Indian Coal Makes Electricity as Wind Farms Sit Idle
Vijay Jayaraj – June 7, 2022
Amidst the clamor surrounding the intensive use of coal in China and India, one may not realize that these nations have some of the world’s largest renewable energy installations.
In fact, I hail from the Indian state of Tamil Nadu which is often compared to Scandinavia for its large number of wind farms. Accounting for 25 percent of the country’s wind capacity, the state has the largest share of such generating assets in a nation of 1.3 billion people.
Yet even Tamil Nadu relies heavily on coal to meet its electricity demands, with power emergencies and blackouts being the order of the day anytime there are shortages of the fuel. It is much the same across the country, where 70 percent of the electricity comes from coal.
The much-touted wind farms are of little help in such emergencies. Yes, they generate electricity, but it is highly insignificant, only 4.6 billion units compared to coal’s 92 billion units.

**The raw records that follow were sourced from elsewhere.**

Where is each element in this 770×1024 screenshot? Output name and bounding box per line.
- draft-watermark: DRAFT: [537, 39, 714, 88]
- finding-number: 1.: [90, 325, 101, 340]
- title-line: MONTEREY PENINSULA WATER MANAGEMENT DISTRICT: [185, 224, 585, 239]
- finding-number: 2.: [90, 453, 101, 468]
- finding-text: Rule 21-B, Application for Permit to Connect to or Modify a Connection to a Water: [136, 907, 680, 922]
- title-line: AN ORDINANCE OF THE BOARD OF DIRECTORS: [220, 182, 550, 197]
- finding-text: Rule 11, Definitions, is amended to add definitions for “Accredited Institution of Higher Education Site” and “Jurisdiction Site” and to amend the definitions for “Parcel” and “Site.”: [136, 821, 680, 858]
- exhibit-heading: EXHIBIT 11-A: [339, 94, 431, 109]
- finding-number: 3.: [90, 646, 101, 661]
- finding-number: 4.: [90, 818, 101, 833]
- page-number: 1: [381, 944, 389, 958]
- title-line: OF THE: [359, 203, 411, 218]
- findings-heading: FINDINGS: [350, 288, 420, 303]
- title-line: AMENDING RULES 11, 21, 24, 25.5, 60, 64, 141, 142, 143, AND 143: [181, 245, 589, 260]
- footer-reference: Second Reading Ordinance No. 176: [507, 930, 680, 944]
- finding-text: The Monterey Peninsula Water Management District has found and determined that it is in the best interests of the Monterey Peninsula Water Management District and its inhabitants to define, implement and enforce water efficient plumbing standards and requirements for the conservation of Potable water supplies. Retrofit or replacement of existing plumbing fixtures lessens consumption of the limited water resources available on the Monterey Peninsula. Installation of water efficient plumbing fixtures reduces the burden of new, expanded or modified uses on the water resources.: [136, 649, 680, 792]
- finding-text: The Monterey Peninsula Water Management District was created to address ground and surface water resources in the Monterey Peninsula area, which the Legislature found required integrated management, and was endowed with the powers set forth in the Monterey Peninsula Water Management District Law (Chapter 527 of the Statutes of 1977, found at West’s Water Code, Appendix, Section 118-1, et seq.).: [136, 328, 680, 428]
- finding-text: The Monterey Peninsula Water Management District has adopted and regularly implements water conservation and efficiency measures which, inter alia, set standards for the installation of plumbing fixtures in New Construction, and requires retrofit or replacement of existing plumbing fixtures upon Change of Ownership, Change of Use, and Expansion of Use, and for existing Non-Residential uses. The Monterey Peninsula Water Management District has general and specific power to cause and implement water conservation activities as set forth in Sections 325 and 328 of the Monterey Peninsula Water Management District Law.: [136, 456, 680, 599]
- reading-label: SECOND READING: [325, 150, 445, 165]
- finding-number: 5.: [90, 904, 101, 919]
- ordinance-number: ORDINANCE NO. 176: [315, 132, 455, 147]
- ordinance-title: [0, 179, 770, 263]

Despite wind accounting for 10 percent of total installed capacity in the country’s power sector, its total contribution to generation is less than three percent. Wind farms simply cannot produce on-demand electricity, and certainly not in the amount needed by large cities.

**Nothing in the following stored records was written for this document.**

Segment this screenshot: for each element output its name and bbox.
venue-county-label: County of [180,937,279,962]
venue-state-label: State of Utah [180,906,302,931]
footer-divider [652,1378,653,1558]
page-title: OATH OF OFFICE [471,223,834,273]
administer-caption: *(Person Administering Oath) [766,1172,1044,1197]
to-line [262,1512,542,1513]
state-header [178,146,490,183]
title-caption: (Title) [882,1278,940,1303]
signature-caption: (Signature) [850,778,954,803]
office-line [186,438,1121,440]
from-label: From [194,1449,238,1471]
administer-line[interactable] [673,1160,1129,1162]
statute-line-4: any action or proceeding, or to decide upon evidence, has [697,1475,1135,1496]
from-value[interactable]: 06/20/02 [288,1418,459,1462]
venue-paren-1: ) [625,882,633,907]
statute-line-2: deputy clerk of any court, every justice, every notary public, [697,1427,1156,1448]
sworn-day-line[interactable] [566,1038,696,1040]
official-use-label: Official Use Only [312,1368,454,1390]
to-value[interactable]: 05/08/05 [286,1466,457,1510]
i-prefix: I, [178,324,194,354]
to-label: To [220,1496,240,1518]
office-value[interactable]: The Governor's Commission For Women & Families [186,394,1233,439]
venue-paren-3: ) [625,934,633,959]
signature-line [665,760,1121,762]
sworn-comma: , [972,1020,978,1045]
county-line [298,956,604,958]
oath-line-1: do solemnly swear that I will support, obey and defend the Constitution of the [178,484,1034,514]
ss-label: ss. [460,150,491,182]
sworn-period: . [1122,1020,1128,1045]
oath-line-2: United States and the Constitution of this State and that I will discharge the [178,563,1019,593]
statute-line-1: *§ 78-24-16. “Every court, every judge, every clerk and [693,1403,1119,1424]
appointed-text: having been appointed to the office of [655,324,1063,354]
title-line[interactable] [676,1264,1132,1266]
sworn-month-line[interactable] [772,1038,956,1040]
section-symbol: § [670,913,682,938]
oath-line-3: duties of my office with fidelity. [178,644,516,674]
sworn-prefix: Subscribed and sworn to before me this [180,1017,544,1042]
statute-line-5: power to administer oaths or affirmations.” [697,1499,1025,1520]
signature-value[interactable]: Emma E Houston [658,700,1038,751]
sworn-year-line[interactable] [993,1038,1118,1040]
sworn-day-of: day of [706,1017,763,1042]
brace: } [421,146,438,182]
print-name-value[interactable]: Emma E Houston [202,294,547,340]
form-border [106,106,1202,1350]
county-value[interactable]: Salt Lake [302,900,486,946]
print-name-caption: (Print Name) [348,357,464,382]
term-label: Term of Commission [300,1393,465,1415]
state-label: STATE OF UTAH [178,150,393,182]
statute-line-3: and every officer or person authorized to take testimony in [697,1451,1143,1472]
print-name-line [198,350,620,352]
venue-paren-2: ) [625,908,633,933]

“Yet again, power cuts have become the norm in Tamil Nadu; there is already a huge impact on people’s lives,” said the former chief minister of the state.
Last month, Tamil Nadu’s chief minister pleaded for more coal as supply was critically low: “The Chief Minister M K Stalin wrote to Prime Minister Narendra Modi, demanding his intervention to ensure the supply of 72,000 (million tonnes) of coal per day.”

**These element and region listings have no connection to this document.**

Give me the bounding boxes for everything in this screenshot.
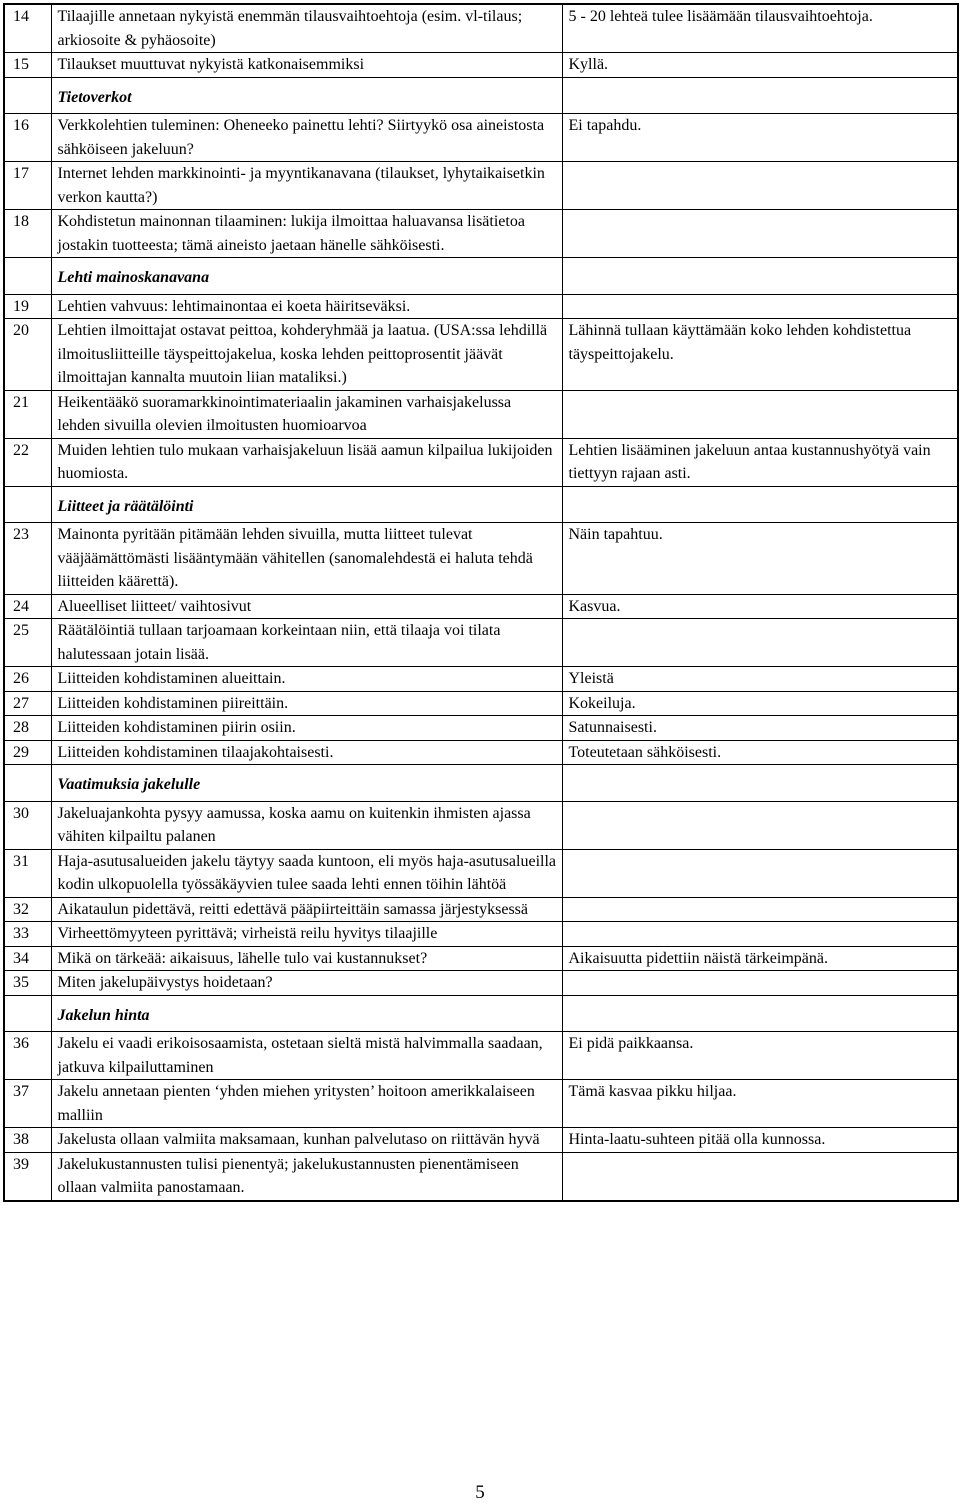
item-number: 21 [4, 390, 51, 438]
section-number-cell [4, 765, 51, 802]
item-answer: Kasvua. [562, 594, 958, 619]
section-title: Liitteet ja räätälöinti [51, 486, 562, 523]
item-answer: Lähinnä tullaan käyttämään koko lehden kohdistettua täyspeittojakelu. [562, 319, 958, 391]
item-number: 25 [4, 619, 51, 667]
item-statement: Lehtien ilmoittajat ostavat peittoa, kohderyhmää ja laatua. (USA:ssa lehdillä ilmoitusliitteille täyspeittojakelua, koska lehden peittoprosentit jäävät ilmoittajan kannalta muutoin liian mataliksi.) [51, 319, 562, 391]
table-row [4, 53, 958, 78]
item-number: 32 [4, 897, 51, 922]
item-answer: Kokeiluja. [562, 691, 958, 716]
item-number: 14 [4, 4, 51, 53]
item-statement: Muiden lehtien tulo mukaan varhaisjakeluun lisää aamun kilpailua lukijoiden huomiosta. [51, 438, 562, 486]
item-answer [562, 971, 958, 996]
table-row [4, 691, 958, 716]
item-answer: Satunnaisesti. [562, 716, 958, 741]
page-number: 5 [475, 1482, 485, 1503]
item-statement: Tilaajille annetaan nykyistä enemmän tilausvaihtoehtoja (esim. vl-tilaus; arkiosoite & pyhäosoite) [51, 4, 562, 53]
item-number: 16 [4, 114, 51, 162]
table-row [4, 319, 958, 391]
item-statement: Alueelliset liitteet/ vaihtosivut [51, 594, 562, 619]
item-number: 20 [4, 319, 51, 391]
table-row [4, 801, 958, 849]
item-statement: Mikä on tärkeää: aikaisuus, lähelle tulo vai kustannukset? [51, 946, 562, 971]
item-statement: Tilaukset muuttuvat nykyistä katkonaisemmiksi [51, 53, 562, 78]
section-header-row [4, 258, 958, 295]
item-number: 34 [4, 946, 51, 971]
item-answer: Toteutetaan sähköisesti. [562, 740, 958, 765]
item-number: 24 [4, 594, 51, 619]
section-title: Tietoverkot [51, 77, 562, 114]
item-answer: 5 - 20 lehteä tulee lisäämään tilausvaihtoehtoja. [562, 4, 958, 53]
item-number: 37 [4, 1080, 51, 1128]
item-number: 29 [4, 740, 51, 765]
item-answer: Näin tapahtuu. [562, 523, 958, 595]
item-statement: Jakelu ei vaadi erikoisosaamista, ostetaan sieltä mistä halvimmalla saadaan, jatkuva kilpailuttaminen [51, 1032, 562, 1080]
item-statement: Jakelukustannusten tulisi pienentyä; jakelukustannusten pienentämiseen ollaan valmiita panostamaan. [51, 1152, 562, 1201]
item-statement: Liitteiden kohdistaminen alueittain. [51, 667, 562, 692]
item-answer: Yleistä [562, 667, 958, 692]
item-number: 19 [4, 294, 51, 319]
item-answer: Hinta-laatu-suhteen pitää olla kunnossa. [562, 1128, 958, 1153]
item-answer [562, 162, 958, 210]
item-number: 28 [4, 716, 51, 741]
item-answer [562, 849, 958, 897]
table-row [4, 438, 958, 486]
item-statement: Verkkolehtien tuleminen: Oheneeko painettu lehti? Siirtyykö osa aineistosta sähköiseen jakeluun? [51, 114, 562, 162]
item-number: 36 [4, 1032, 51, 1080]
item-answer [562, 210, 958, 258]
item-number: 27 [4, 691, 51, 716]
item-answer [562, 1152, 958, 1201]
item-statement: Liitteiden kohdistaminen piireittäin. [51, 691, 562, 716]
item-answer: Kyllä. [562, 53, 958, 78]
item-statement: Liitteiden kohdistaminen piirin osiin. [51, 716, 562, 741]
item-answer: Aikaisuutta pidettiin näistä tärkeimpänä. [562, 946, 958, 971]
section-number-cell [4, 258, 51, 295]
item-number: 22 [4, 438, 51, 486]
item-number: 39 [4, 1152, 51, 1201]
item-statement: Heikentääkö suoramarkkinointimateriaalin jakaminen varhaisjakelussa lehden sivuilla olevien ilmoitusten huomioarvoa [51, 390, 562, 438]
table-row [4, 210, 958, 258]
table-row [4, 922, 958, 947]
item-statement: Virheettömyyteen pyrittävä; virheistä reilu hyvitys tilaajille [51, 922, 562, 947]
table-row [4, 716, 958, 741]
item-answer [562, 294, 958, 319]
item-number: 35 [4, 971, 51, 996]
item-statement: Räätälöintiä tullaan tarjoamaan korkeintaan niin, että tilaaja voi tilata halutessaan jotain lisää. [51, 619, 562, 667]
section-answer-cell [562, 258, 958, 295]
item-number: 17 [4, 162, 51, 210]
table-row [4, 1128, 958, 1153]
table-row [4, 1032, 958, 1080]
item-answer [562, 390, 958, 438]
item-answer: Ei pidä paikkaansa. [562, 1032, 958, 1080]
item-number: 30 [4, 801, 51, 849]
table-row [4, 162, 958, 210]
item-answer [562, 619, 958, 667]
section-title: Jakelun hinta [51, 995, 562, 1032]
section-number-cell [4, 77, 51, 114]
table-row [4, 946, 958, 971]
item-statement: Miten jakelupäivystys hoidetaan? [51, 971, 562, 996]
item-statement: Mainonta pyritään pitämään lehden sivuilla, mutta liitteet tulevat vääjäämättömästi lisääntymään vähitellen (sanomalehdestä ei haluta tehdä liitteiden käärettä). [51, 523, 562, 595]
item-statement: Jakelusta ollaan valmiita maksamaan, kunhan palvelutaso on riittävän hyvä [51, 1128, 562, 1153]
table-row [4, 1080, 958, 1128]
section-header-row [4, 765, 958, 802]
table-row [4, 390, 958, 438]
section-header-row [4, 486, 958, 523]
item-number: 15 [4, 53, 51, 78]
table-row [4, 114, 958, 162]
item-statement: Lehtien vahvuus: lehtimainontaa ei koeta häiritseväksi. [51, 294, 562, 319]
item-number: 38 [4, 1128, 51, 1153]
table-row [4, 971, 958, 996]
table-row [4, 619, 958, 667]
item-answer [562, 801, 958, 849]
item-statement: Jakelu annetaan pienten ‘yhden miehen yritysten’ hoitoon amerikkalaiseen malliin [51, 1080, 562, 1128]
section-number-cell [4, 486, 51, 523]
table-row [4, 740, 958, 765]
item-statement: Jakeluajankohta pysyy aamussa, koska aamu on kuitenkin ihmisten ajassa vähiten kilpailtu palanen [51, 801, 562, 849]
item-number: 23 [4, 523, 51, 595]
item-statement: Aikataulun pidettävä, reitti edettävä pääpiirteittäin samassa järjestyksessä [51, 897, 562, 922]
section-answer-cell [562, 486, 958, 523]
section-header-row [4, 995, 958, 1032]
table-row [4, 523, 958, 595]
table-row [4, 849, 958, 897]
item-number: 18 [4, 210, 51, 258]
survey-table-body [4, 4, 958, 1201]
table-row [4, 294, 958, 319]
table-row [4, 897, 958, 922]
item-statement: Internet lehden markkinointi- ja myyntikanavana (tilaukset, lyhytaikaisetkin verkon kautta?) [51, 162, 562, 210]
section-answer-cell [562, 77, 958, 114]
item-statement: Liitteiden kohdistaminen tilaajakohtaisesti. [51, 740, 562, 765]
item-number: 33 [4, 922, 51, 947]
table-row [4, 1152, 958, 1201]
item-statement: Kohdistetun mainonnan tilaaminen: lukija ilmoittaa haluavansa lisätietoa jostakin tuotteesta; tämä aineisto jaetaan hänelle sähköisesti. [51, 210, 562, 258]
item-answer [562, 922, 958, 947]
item-number: 31 [4, 849, 51, 897]
table-row [4, 667, 958, 692]
table-row [4, 4, 958, 53]
section-title: Vaatimuksia jakelulle [51, 765, 562, 802]
section-answer-cell [562, 765, 958, 802]
table-row [4, 594, 958, 619]
item-answer: Ei tapahdu. [562, 114, 958, 162]
section-title: Lehti mainoskanavana [51, 258, 562, 295]
survey-table [3, 3, 959, 1202]
item-answer: Tämä kasvaa pikku hiljaa. [562, 1080, 958, 1128]
item-number: 26 [4, 667, 51, 692]
item-answer: Lehtien lisääminen jakeluun antaa kustannushyötyä vain tiettyyn rajaan asti. [562, 438, 958, 486]
section-header-row [4, 77, 958, 114]
item-statement: Haja-asutusalueiden jakelu täytyy saada kuntoon, eli myös haja-asutusalueilla kodin ulkopuolella työssäkäyvien tulee saada lehti ennen töihin lähtöä [51, 849, 562, 897]
section-answer-cell [562, 995, 958, 1032]
item-answer [562, 897, 958, 922]
section-number-cell [4, 995, 51, 1032]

Even a small hiccup in the supply of coal results in widespread blackouts across an entire state. This reveals that the wind capacity of the state is an exaggerated asset that cannot deliver when power is needed. The wind farms work well only during optimum wind months, which means they are useless for more than half of the year.
The officials in charge of delivering power to people are aware of this pathetic situation and, hence, continue to invest in fossil fuel energy sources, especially coal.
The state recently approved the construction of an additional 2,640 megawatts of capacity at a 1,600-megawatt coal-fired plant despite opposition from various quarters. A total of 607 hectares were acquired for the installation of stages 2 and 3 at the Super Critical Thermal Power Project at Udangudi. The plant will look to import 30 percent of its coal from Indonesia, South Africa, Australia, and China.
Further, the federal government of India has now decided “to tackle the power crisis by invoking Section 11 of the Electricity Act, mandating all imported coal-based projects to generate power at full capacity.”
Instead of curtailing coal plants, as climate doomsayers demand, India is increasing its coal dependency. With a forecast of severe shortage in the coming months, the federal government is stepping in to import more coal and avoid more blackouts. “Coal India would import coal for blending on government-to-government basis and supply … to thermal power plants of state generators and independent power producers,” the federal Power Ministry said in a May 28 letter.
The federal government has asked coastal plants to import as much coal as possible and promised to provide loans to do so. Electricity demand from coal plants is so high that the state of Tamil Nadu and a few others have allowed plants to increase prices.
Vijay Jayaraj is a Research Associate at the CO2 Coalition, Arlington, Va., and holds a Master’s degree in environmental sciences from the University of East Anglia, England. He resides in Bengaluru, India.